Changes made to cheque deposits

 

January 14, 2008

Following a change in regulations consumers that make cheque deposits into their bank accounts will now be able to enjoy increased speed and efficiency, as well as other benefits. The new rules, put together by the Cheque and Credit Clearing Company along with APACS, will come into force at the end of November. The Office of Fair Trading has been trying to get clarification on cheque clearance times for years from the banking industry.
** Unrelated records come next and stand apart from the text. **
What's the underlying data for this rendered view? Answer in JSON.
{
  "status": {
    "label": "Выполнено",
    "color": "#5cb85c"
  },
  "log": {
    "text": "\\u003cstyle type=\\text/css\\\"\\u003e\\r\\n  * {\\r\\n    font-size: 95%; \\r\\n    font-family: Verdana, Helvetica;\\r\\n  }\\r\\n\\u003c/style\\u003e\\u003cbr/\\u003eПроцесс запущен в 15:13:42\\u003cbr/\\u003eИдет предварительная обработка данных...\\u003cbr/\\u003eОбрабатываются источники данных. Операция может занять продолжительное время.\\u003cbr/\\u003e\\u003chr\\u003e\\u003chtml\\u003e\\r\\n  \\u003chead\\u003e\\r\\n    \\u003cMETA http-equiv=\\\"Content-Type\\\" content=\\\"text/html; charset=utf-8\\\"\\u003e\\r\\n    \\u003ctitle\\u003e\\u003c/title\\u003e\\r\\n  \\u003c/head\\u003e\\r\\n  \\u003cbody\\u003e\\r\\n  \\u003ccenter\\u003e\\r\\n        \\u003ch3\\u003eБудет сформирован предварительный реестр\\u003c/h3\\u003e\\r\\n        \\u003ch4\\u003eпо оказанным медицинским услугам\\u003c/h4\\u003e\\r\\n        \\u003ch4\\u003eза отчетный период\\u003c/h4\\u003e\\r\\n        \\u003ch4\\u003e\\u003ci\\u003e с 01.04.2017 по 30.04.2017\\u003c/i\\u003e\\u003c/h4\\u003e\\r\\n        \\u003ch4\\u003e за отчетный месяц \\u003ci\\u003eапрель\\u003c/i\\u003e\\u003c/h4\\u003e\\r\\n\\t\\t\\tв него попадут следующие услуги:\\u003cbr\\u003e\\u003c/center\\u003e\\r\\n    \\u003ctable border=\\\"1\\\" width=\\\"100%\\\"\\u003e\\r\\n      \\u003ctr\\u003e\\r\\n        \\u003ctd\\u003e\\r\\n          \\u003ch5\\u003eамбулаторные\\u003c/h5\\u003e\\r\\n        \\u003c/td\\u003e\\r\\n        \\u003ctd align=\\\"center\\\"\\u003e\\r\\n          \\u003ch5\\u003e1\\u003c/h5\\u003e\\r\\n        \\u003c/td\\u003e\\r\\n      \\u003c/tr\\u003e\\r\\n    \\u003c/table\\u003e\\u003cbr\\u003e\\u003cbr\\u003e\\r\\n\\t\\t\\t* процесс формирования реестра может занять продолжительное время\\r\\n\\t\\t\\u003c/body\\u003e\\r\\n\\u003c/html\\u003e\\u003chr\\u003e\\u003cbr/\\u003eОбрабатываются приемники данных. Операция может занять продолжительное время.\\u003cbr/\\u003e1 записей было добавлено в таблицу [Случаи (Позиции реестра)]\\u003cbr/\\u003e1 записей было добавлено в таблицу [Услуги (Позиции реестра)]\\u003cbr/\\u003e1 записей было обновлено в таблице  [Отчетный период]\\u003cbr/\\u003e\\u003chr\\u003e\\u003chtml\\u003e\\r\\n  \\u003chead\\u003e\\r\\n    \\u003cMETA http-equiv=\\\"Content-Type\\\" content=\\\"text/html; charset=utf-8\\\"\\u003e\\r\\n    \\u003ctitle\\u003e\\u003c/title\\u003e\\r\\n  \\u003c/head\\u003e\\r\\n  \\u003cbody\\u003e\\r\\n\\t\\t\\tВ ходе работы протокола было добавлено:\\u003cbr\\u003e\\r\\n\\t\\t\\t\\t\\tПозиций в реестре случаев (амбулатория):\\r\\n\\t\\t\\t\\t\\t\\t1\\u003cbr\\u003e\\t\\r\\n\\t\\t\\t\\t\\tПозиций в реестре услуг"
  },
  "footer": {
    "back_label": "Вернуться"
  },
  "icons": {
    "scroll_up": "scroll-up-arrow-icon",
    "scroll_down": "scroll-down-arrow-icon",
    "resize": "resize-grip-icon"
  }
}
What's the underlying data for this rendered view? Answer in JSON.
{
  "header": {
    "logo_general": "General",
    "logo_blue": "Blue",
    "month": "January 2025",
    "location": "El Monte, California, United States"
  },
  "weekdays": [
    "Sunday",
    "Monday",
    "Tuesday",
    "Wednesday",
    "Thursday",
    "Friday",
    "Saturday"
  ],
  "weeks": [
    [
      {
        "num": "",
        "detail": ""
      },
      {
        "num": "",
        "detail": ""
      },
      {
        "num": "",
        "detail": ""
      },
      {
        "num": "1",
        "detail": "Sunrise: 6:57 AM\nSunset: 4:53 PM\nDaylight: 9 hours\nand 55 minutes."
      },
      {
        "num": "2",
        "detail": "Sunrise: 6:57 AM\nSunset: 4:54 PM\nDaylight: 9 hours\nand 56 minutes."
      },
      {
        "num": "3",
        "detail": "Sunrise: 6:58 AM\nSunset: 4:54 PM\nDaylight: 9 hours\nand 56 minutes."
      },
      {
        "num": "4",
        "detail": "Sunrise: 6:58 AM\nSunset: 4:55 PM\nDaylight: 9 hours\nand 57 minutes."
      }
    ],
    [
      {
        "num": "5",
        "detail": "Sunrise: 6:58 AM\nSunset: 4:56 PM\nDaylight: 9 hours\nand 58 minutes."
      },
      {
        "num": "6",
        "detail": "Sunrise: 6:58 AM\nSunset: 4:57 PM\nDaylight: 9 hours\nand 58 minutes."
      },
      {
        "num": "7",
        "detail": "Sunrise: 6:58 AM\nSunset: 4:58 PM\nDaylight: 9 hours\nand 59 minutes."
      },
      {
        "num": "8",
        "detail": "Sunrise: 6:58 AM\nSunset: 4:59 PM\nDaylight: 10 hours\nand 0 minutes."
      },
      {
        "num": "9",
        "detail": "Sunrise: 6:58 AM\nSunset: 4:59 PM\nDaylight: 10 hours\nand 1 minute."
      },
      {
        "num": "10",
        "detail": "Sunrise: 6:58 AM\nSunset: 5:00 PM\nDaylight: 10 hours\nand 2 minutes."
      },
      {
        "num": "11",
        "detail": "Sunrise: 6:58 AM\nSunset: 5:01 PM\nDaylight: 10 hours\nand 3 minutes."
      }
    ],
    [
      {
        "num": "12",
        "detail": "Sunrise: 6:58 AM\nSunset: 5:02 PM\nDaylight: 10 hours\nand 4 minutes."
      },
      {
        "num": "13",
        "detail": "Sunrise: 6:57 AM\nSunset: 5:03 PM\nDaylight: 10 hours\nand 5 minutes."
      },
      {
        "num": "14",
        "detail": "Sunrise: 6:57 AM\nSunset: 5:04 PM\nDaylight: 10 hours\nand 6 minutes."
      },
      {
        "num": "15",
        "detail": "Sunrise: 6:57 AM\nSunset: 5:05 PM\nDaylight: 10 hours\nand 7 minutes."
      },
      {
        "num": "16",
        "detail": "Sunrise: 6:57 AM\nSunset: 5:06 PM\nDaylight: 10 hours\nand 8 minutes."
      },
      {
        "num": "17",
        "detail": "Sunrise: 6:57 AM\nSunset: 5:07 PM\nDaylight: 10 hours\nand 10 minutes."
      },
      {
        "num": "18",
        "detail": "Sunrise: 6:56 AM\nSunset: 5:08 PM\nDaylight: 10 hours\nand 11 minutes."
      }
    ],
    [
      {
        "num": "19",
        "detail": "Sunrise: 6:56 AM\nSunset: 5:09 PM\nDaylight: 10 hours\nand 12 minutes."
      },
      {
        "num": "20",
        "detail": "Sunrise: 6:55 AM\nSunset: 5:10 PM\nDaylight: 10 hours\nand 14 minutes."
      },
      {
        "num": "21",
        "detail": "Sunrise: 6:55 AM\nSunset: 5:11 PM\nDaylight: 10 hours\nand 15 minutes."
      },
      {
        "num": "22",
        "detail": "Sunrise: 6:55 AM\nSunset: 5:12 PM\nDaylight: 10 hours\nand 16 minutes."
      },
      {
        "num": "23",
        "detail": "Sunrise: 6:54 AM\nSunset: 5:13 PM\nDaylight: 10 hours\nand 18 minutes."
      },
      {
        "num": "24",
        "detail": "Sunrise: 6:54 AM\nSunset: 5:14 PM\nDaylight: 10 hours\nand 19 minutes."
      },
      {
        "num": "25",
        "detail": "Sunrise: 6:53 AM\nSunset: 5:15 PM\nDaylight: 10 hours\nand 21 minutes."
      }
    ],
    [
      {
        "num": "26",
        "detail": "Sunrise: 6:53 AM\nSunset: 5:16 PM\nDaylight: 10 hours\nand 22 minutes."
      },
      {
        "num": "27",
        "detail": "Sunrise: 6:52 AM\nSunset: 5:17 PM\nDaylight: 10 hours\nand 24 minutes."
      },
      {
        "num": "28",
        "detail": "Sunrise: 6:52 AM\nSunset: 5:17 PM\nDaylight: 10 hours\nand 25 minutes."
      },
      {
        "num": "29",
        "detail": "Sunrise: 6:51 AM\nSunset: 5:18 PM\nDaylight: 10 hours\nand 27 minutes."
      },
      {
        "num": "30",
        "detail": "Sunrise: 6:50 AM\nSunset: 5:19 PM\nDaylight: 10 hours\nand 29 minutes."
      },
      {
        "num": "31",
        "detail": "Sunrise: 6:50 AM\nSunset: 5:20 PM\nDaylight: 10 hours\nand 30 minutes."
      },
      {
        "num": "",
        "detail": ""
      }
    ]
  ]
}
A recent survey carried out by the Cheque and Credit Clearing Company showed that under a quarter of those surveyed actually knew the correct time for a cheque to clear. The results also showed that over 50% of those surveyed were concerned about accepting cheque payments for fear that the cheque could bounce and they would lose the money. In the past a cheque that bounced or was found to be fraudulent meant that banks could take the money from the account of the person to who the cheque was paid even if the problem occurred weeks or month later.

Under the new regulations banks will have to start paying interest on cheque deposits after two days. After four days the accountholder will be able to draw money from the cheque deposit. After six days the money will belong to the accountholder regardless of whether the cheque bounces or there is any other similar problem. All FSA registered banks and building societies will have to adhere to the new regulations.

An official from APACS stated: ‘Although cheque use has fallen over the last few years, cheques remain important for certain customers in certain situations. Whether it’s a small business or someone selling a car, there are many occasions where cheques still get handed over. These changes will really benefit anyone paying in a cheque, offering them certainty and clarity on when the money has cleared and giving real peace of mind.’